Stuart Brisley has made performances, installations, public interventions, films, videos, drawings, photographs and paintings for over 50 years.
To mark PEER’s acquisition of the lease on 97 Hoxton Street, which will enable the organisation to expand into next door, Brisley will take up temporary residence amongst the trash and pandemonium of the former shop. Adopting the persona of RY Sirb, Brisley’s Curator of the Museum of Ordure, he will investigate and interrogate this transitional space before its transformation as a place of social order and cultural endeavour.

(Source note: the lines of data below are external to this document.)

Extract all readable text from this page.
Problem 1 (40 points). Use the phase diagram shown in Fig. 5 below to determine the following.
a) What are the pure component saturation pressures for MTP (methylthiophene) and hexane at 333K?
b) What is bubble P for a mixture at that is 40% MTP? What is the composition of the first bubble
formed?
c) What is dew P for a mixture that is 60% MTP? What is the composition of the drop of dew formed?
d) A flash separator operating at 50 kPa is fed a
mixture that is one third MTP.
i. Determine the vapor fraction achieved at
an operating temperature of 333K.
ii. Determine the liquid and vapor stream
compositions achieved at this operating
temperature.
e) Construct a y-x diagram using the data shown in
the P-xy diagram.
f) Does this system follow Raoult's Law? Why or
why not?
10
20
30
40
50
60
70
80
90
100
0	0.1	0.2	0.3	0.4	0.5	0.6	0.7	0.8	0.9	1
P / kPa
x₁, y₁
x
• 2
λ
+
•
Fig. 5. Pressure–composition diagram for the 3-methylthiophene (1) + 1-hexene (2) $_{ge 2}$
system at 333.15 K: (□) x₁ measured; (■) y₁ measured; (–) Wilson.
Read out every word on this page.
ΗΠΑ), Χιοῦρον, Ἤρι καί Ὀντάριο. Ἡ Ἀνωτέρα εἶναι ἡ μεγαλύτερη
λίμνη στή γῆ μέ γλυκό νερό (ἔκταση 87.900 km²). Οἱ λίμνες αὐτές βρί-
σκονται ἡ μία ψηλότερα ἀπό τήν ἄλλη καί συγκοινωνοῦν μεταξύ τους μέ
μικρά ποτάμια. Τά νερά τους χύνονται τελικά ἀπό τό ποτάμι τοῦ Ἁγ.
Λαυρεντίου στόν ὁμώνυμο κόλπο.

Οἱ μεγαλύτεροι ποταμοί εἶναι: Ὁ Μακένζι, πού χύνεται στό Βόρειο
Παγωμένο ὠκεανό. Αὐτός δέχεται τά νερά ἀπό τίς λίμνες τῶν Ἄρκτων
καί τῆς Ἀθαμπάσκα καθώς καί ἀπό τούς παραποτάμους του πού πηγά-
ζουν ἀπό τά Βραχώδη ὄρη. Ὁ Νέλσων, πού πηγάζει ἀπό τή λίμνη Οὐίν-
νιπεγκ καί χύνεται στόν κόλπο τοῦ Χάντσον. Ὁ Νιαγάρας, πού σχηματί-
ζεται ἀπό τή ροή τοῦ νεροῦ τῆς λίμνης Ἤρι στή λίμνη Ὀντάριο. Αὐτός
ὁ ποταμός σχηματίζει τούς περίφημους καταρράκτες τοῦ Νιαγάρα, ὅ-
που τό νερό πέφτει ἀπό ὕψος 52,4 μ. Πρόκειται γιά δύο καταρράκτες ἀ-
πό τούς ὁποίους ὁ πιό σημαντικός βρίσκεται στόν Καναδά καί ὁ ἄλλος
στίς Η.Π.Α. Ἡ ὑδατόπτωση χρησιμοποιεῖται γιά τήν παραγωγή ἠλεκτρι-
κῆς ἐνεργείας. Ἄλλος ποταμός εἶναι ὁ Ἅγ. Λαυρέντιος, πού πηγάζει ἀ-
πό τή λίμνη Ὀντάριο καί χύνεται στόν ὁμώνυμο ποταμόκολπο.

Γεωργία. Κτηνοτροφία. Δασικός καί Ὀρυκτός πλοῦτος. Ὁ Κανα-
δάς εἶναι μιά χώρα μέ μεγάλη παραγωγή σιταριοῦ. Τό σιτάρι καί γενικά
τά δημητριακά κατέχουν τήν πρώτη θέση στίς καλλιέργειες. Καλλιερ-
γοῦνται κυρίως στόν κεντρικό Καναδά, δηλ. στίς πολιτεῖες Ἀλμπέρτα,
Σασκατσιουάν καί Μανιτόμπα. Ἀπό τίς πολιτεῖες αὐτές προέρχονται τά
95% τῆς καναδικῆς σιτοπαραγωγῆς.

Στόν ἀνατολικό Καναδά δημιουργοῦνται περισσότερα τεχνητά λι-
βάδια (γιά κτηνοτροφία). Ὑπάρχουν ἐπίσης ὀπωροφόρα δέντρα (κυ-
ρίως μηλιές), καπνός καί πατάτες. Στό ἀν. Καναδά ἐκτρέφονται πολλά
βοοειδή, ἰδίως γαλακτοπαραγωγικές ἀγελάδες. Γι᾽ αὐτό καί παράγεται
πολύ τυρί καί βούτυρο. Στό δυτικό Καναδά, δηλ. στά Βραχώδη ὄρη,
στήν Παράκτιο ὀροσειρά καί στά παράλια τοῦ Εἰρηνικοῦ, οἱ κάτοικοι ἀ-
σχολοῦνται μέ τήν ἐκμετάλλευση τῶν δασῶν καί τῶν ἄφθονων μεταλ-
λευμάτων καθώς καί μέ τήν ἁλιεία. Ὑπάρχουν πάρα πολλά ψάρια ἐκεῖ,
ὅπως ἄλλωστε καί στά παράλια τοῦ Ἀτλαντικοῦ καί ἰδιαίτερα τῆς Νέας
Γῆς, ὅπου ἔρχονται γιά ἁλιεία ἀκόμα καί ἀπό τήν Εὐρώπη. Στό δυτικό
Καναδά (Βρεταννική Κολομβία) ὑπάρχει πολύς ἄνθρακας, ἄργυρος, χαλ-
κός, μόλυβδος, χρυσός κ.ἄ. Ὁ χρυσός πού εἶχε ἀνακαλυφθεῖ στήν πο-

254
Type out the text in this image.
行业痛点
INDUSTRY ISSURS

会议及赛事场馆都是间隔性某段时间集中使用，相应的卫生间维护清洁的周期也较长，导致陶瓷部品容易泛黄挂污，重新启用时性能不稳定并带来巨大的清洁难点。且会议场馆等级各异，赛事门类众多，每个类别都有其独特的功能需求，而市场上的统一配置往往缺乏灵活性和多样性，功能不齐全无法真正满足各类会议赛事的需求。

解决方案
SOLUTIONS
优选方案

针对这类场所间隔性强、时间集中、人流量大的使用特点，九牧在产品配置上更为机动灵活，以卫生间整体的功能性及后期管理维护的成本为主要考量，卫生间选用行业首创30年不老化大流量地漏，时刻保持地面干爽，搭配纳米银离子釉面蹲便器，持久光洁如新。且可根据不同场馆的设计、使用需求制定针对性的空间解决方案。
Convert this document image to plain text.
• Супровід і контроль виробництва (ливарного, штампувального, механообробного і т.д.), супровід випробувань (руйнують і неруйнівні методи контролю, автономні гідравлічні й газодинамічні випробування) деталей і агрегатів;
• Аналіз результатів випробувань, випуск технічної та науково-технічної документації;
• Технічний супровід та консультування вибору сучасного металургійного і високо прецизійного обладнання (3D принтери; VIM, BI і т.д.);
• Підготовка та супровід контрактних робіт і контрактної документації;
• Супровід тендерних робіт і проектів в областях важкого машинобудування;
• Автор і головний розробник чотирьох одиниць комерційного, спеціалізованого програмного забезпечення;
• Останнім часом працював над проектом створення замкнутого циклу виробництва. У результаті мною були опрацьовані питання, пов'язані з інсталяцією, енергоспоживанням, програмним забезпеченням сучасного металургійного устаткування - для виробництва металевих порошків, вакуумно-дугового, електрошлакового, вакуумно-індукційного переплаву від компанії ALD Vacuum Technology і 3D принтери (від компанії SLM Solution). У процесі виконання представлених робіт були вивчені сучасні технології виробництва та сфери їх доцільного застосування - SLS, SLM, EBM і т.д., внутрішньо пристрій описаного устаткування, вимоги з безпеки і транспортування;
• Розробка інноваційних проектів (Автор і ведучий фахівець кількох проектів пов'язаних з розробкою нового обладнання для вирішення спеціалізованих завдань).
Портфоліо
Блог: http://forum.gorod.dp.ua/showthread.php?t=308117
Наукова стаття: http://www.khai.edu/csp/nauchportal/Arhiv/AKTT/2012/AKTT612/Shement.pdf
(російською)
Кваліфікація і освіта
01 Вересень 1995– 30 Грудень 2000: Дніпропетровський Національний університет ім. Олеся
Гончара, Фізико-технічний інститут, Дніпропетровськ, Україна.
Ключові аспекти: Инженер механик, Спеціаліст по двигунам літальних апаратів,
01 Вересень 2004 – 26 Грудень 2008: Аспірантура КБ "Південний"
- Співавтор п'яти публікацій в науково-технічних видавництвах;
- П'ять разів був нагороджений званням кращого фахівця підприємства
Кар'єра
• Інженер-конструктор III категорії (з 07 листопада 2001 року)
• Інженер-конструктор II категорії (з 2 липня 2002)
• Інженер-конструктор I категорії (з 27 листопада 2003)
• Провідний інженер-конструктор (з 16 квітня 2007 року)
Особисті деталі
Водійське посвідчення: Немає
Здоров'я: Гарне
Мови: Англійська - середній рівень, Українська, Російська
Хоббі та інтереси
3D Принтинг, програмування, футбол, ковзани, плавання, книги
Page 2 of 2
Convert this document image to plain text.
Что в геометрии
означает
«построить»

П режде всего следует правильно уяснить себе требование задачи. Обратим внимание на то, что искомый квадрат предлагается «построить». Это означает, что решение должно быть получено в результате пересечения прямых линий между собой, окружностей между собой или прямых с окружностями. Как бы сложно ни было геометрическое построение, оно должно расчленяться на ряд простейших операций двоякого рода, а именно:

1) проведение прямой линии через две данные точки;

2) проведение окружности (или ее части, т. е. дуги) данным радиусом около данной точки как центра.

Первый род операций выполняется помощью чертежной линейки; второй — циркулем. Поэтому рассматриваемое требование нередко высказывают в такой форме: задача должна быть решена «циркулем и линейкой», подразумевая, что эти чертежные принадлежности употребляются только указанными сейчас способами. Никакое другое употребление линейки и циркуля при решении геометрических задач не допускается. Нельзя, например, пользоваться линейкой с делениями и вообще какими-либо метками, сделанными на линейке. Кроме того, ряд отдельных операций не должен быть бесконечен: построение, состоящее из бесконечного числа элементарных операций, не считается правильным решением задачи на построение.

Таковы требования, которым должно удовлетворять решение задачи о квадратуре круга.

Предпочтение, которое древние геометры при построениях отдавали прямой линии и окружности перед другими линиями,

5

... Time passes, autumn comes before winter, summer precedes autumn, spring comes before summer and before that the first winter when it all began. Next door the shutters were down, the doors were locked, the windows were boarded up. Nobody has been there for months on end ... progress continues at a snail’s pace... It leaves a trace of slime marking its path and there it all is, the letters and emails and the memories of phone calls and mushrooming conversations where the word hopefully recurs, rings out as a sad punctuation among the exhortations, the pleading and the official explanations of procedures ... There is the ironic recollection of letters and emails recording the euphoria when it was first agreed that a lease could be forthcoming that first winter ... To replicate, to double the available space this side of the wall with an exact mirroring of the space that side of the wall with the acquisition of an architectural doppelganger. The prospect of doubling up gave a sense of impending achievement ... However a new problem has arisen, it appears that the keys have been misplaced. Where are they? Somewhere in the Department of Small and Missing Items of course, where else? However, a person from a Department of something somewhere has promised to come with or without keys...
Excerpts from the artist’s preparatory notes for Next Door (the missing subject).
Open to the public on these days from 2.30 – 6.30pm at 97/99 Hoxton Street, from Wednesdays to Sundays.